Потрясённая , я подняла на Талейрана глаза.
–– Клавьер был английским шпионом?
–– Я не удивлюсь, если он и сейчас им остается. Имея близкие с ним отношения, вы должны знать, что и мрамор, и золото, и кофе, на которых он богатеет, ему привозят из Вест-Индии, а Вест-Индия, друг мой, – это, увы, вотчина Англии… Клавьер вынужден дружить с этой страной, и я хорошо его понимаю.
–– И если… если о его связях с Англией станет известно… Господин де Талейран, да при нынешних намерениях Бонапарта воевать с Англией Клавьера приговорили бы к вечной каторге!
–– Да, но ведь мы не будем столь кровожадны, правда? Зачем уничтожать человека, если можно просто держать его в руках и иногда пользоваться его влиянием.
–– Вы хитры.
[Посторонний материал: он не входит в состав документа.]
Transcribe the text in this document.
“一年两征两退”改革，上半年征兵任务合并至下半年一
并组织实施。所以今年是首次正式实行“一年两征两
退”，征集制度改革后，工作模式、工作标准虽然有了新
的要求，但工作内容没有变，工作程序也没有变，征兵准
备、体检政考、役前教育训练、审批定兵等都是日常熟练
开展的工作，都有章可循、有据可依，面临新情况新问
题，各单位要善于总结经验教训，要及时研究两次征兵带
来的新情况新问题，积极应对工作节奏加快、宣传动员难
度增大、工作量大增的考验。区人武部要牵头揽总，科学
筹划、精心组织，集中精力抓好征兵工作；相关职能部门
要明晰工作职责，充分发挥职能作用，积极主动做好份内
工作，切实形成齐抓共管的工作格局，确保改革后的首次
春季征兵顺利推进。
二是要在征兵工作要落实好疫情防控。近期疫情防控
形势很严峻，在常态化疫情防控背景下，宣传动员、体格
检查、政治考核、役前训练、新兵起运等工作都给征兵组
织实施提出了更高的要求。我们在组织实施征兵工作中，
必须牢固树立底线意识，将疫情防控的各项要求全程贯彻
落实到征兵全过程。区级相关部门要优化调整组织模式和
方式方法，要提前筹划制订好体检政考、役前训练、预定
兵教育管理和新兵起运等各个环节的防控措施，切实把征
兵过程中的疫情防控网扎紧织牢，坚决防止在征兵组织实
И на многих людей у вас есть такие досье?
–– На многих. Когда я был в эмиграции в Англии и Америке, я не терял времени даром. Думаю, вы понимаете, что всё это должно остаться между нами.
–– Господин де Талейран, – сказала я искренне, – вы можете быть уверены, что у вас нет лучшего друга, чем я. Я, конечно, влияния в политике не имею, но…
–– Да будь она проклята, эта политика! – сказал он, улыбнувшись одними глазами. – Я люблю поговорить откровенно, но не всегда имею такую возможность. Вы, друг мой, для меня просто как глоток свежего воздуха. Я не слишком патетичен, э?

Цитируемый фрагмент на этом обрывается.